When to Test Children for Celiac Disease
According to Dr. Sibylle Koletzko of Germany, “If we only screened symptomatic children, we would only diagnose 34% of children with celiac disease.” Screening of at-risk groups is very important. For example, 12-13% of patients with autoimmune liver disease will also have celiac disease. All should be tested. If children do have the DQ2/DQ8 genes and test negative for celiac, they should still be tested every 5-10 years. Other factors that warrant pre-screening for celiac disease.
• Does a parent or sibling have celiac disease?
• Does the child have unexplained short stature, fatigue, tooth enamel defects, broken nails, poor bone health, headaches, constipation or diarrhea?
• Does he or she have any other autoimmune conditions, especially type 1 diabetes, autoimmune thyroiditis, or Down, Turner, or Williams syndromes?
• Is the child experiencing joint pain when running, or easy fractures when falling down?

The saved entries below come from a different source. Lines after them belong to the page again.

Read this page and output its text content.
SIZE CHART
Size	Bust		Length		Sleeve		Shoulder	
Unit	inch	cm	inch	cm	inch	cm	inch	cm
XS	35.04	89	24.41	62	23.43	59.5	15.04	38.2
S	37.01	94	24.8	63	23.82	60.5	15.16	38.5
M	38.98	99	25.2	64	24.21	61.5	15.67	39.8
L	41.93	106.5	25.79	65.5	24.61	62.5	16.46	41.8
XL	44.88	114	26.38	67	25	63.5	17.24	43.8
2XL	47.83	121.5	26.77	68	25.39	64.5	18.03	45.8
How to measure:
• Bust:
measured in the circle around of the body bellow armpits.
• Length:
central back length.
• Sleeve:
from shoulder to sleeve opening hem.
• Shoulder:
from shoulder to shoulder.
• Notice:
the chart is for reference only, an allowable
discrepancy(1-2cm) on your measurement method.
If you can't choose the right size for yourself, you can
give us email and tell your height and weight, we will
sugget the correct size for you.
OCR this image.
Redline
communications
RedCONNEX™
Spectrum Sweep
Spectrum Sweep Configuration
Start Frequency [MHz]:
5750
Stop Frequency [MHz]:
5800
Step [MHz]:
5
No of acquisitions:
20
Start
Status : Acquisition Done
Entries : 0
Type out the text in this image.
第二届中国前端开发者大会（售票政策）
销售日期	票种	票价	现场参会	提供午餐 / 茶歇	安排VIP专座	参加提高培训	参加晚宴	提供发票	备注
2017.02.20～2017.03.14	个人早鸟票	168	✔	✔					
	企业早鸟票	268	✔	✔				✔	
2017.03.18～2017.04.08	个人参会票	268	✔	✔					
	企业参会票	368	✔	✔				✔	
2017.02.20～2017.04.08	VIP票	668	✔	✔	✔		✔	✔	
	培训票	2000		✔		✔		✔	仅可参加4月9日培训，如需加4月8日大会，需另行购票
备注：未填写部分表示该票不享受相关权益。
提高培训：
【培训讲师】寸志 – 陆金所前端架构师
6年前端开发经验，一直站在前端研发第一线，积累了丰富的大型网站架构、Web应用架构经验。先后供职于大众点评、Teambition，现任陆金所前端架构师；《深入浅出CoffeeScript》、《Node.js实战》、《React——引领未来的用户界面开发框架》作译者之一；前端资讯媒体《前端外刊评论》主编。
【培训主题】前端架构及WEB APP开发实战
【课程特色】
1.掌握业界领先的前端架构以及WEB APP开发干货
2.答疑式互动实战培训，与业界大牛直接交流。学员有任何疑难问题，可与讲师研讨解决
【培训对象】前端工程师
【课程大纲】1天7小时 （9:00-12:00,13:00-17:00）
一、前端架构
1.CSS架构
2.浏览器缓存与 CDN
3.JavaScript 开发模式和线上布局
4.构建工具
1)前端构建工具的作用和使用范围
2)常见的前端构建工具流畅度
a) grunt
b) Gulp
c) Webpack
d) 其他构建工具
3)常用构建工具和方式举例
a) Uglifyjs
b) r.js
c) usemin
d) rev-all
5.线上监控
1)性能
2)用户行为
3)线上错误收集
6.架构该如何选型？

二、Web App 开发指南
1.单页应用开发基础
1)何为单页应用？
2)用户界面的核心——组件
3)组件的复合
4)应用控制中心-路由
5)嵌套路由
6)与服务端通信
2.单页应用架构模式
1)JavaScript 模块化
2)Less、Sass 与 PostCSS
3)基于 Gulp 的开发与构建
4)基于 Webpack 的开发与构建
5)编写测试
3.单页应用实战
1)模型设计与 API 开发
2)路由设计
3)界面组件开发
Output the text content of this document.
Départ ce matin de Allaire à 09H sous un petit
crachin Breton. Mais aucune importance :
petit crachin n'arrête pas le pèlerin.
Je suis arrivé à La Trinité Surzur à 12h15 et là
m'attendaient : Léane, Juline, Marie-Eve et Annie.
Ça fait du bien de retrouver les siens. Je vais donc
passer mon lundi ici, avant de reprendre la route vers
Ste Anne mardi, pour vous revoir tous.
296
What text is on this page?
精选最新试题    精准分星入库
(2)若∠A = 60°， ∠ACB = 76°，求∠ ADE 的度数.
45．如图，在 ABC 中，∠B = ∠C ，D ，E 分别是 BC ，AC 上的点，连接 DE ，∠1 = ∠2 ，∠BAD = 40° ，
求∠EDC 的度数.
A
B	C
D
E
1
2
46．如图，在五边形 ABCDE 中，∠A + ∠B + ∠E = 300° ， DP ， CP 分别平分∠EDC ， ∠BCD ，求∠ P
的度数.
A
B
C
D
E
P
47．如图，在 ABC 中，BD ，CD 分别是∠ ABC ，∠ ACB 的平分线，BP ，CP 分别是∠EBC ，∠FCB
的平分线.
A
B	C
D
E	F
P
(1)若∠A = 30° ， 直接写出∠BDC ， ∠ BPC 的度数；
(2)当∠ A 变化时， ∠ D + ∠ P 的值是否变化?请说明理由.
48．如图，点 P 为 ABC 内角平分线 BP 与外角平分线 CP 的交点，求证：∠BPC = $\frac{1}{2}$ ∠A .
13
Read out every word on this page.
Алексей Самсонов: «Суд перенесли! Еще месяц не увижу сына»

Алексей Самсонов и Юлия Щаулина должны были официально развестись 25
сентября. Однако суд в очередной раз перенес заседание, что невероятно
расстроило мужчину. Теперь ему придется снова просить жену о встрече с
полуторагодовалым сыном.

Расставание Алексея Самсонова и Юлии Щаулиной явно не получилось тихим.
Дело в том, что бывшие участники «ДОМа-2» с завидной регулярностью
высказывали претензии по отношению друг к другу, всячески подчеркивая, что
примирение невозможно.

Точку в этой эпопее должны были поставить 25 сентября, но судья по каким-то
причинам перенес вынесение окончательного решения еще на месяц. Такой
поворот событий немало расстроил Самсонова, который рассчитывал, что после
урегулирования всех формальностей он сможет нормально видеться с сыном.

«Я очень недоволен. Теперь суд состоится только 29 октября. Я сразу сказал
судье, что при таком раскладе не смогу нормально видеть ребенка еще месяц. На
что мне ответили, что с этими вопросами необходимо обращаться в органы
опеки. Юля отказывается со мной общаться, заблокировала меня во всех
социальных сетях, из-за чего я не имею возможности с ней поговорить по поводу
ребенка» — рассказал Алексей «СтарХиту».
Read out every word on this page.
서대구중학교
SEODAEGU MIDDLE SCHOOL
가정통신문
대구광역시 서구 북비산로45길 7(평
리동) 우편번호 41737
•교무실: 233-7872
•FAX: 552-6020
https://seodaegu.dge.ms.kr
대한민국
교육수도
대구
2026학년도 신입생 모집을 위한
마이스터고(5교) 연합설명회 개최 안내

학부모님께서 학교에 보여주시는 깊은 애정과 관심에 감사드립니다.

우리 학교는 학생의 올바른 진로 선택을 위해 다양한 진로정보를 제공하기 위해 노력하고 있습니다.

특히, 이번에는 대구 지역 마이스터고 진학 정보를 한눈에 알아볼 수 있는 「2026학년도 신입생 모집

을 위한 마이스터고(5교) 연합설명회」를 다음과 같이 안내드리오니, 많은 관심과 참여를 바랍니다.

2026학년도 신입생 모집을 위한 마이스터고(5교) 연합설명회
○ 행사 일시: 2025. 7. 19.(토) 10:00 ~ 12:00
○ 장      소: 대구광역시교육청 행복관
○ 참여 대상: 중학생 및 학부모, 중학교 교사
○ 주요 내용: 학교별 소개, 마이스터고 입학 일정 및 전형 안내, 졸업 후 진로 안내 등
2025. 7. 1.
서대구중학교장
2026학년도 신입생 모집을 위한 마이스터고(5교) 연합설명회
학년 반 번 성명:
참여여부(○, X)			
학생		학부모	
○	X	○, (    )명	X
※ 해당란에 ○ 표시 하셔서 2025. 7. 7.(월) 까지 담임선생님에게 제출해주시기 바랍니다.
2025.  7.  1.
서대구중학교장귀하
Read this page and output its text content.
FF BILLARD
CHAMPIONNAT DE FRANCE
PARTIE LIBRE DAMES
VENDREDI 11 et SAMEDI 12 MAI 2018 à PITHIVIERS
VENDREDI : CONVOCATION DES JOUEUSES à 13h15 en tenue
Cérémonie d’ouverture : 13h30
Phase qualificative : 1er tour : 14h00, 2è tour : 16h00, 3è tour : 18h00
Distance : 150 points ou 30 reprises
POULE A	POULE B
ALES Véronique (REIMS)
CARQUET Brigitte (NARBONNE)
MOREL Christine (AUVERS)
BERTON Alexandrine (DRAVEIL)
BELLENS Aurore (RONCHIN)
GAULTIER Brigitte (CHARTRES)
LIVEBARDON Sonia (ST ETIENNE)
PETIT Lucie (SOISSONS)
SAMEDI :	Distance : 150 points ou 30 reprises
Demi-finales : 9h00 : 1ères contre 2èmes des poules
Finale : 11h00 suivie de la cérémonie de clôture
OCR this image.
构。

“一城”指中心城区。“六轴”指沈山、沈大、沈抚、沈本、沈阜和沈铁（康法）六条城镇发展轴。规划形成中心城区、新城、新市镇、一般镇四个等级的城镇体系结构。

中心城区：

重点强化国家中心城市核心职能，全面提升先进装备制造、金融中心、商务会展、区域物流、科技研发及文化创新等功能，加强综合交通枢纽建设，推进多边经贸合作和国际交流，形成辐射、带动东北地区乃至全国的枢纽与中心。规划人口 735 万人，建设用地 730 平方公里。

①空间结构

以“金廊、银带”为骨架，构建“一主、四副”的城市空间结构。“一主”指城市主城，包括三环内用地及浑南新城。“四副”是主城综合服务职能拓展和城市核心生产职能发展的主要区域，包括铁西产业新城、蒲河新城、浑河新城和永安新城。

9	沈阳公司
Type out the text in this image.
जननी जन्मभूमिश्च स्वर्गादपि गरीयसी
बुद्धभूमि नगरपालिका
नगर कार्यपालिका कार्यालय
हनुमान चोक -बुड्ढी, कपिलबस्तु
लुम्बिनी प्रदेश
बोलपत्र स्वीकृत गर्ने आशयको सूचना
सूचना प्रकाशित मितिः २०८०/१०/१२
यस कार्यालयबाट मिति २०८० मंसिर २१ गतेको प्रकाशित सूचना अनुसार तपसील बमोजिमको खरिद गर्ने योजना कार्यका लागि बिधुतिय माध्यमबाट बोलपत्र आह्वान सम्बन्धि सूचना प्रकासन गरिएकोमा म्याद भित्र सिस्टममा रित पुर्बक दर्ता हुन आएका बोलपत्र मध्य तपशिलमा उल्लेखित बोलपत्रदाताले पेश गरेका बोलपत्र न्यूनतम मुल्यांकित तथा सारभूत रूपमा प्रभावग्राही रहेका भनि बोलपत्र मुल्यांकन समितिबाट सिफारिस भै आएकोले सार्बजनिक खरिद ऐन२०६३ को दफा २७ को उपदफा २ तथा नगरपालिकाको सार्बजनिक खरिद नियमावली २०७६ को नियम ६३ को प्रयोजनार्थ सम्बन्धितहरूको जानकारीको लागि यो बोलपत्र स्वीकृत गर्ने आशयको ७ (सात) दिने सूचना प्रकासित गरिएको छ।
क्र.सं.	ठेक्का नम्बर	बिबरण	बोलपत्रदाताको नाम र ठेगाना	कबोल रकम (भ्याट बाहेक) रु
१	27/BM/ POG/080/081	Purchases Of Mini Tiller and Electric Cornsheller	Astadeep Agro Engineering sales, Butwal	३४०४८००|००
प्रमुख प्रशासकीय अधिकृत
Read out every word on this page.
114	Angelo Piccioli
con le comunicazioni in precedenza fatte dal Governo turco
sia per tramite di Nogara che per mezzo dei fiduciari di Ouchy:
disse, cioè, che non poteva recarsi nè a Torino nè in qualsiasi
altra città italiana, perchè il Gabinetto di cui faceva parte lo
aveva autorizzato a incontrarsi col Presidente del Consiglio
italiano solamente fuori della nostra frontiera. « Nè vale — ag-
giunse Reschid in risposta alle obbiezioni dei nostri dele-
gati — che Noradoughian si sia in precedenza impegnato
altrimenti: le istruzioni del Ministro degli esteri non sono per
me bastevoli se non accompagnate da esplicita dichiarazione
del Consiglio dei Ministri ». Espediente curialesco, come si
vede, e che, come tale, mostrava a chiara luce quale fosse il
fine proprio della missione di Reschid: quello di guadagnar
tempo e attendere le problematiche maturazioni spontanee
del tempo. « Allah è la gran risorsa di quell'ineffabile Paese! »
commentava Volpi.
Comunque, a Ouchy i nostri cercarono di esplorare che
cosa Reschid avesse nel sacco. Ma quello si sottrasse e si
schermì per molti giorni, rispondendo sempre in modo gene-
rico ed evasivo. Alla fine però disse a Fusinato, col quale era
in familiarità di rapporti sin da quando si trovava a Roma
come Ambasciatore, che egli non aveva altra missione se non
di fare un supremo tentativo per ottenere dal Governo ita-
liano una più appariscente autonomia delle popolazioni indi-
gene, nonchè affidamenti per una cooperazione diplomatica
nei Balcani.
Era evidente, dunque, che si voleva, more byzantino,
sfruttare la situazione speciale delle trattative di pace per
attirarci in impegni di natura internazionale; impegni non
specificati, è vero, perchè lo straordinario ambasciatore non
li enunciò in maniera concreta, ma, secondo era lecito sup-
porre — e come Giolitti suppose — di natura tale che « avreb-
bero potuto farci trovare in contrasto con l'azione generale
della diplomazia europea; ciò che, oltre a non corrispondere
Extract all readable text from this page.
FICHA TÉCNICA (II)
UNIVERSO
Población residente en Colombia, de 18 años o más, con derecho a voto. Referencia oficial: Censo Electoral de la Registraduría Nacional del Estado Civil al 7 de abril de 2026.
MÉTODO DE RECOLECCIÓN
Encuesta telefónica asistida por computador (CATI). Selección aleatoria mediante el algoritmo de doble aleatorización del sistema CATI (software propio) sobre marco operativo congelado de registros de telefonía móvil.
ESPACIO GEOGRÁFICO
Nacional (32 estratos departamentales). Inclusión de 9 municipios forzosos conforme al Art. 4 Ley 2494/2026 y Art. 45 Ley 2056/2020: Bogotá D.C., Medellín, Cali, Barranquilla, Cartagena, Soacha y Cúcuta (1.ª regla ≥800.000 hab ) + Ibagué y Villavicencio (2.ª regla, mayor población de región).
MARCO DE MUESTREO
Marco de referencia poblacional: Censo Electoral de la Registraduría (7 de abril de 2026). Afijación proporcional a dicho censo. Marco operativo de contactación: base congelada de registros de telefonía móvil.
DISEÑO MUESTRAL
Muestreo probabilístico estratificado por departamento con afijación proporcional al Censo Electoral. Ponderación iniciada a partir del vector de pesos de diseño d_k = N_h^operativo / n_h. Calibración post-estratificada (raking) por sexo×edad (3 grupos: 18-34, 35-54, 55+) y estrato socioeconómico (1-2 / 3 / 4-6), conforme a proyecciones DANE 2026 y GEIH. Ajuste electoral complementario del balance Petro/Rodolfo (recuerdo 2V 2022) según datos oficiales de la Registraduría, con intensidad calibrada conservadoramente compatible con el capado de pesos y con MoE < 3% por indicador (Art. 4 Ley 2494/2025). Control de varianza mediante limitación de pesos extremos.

If the answer to any of these questions is yes, test them for celiac disease. Even if they seem perfectly healthy, at least get the blood testing done. Many show no overt symptoms, even as they suffer on the inside.
‘Latent’ Celiac Disease
Celiac disease is consifered to be latent if the blood test is positive but the biopsy is negative. Ongoing monitoring of these patients is necessary. Celiac disease can activate at any time, and without the knowledge of the sufferer given the frequent lack of overt symptoms. Many patients find that they knew something was wrong, and just didn’t know what, but then when the celiac was discovered, they realized how much better they felt on the gluten-free diet.
Why do children tend to be diagnosed more quickly than adults?
Romanian researcher Dr. Alina Popp argues that when adults have various symptoms that could be celiac, they delay medical treatment more than they would for their kids. Adults might try to self-treat, and ignore their symptoms. For their kids, they might go to the doctor over and over, increasing the likelihood of diagnosis. If only adults took their health as seriously as they do for their children
From the Scientific Forum
Diagnosis issues were also extensively addressed in the scientific forum. Mass screening is not considered to be cost effective for the general population, but in selected groups, it can be very valuable.
There is no question that it is worthwhile to screen children and siblings of people diagnosed with celiac disease, and perhaps screening for girls should begin earlier than screening for boys. In general, female first degree relatives significantly are more likely than male first degree relatives to have celiac disease. Siblings are more likely than children to also have CD.
Curiously, the likelihood of finding a first degree relative with celiac disease is much greater in the United States (14.9%) than in South America (5.4%) or in Asia and Europe (7%)
Interestingly, adults found by screening generally feel that they do not have symptoms, but after a period of time they generally report their health has improved and anxiety levels have decreased.
One problem that was note with screening is that primary care physicians are not very good at identifying which patients should be screened for celiac disease. In one poster from the U.K. referrals from primary care physicians were no better than results found from mass screening. This indicates a need for more continuing education for family physicians.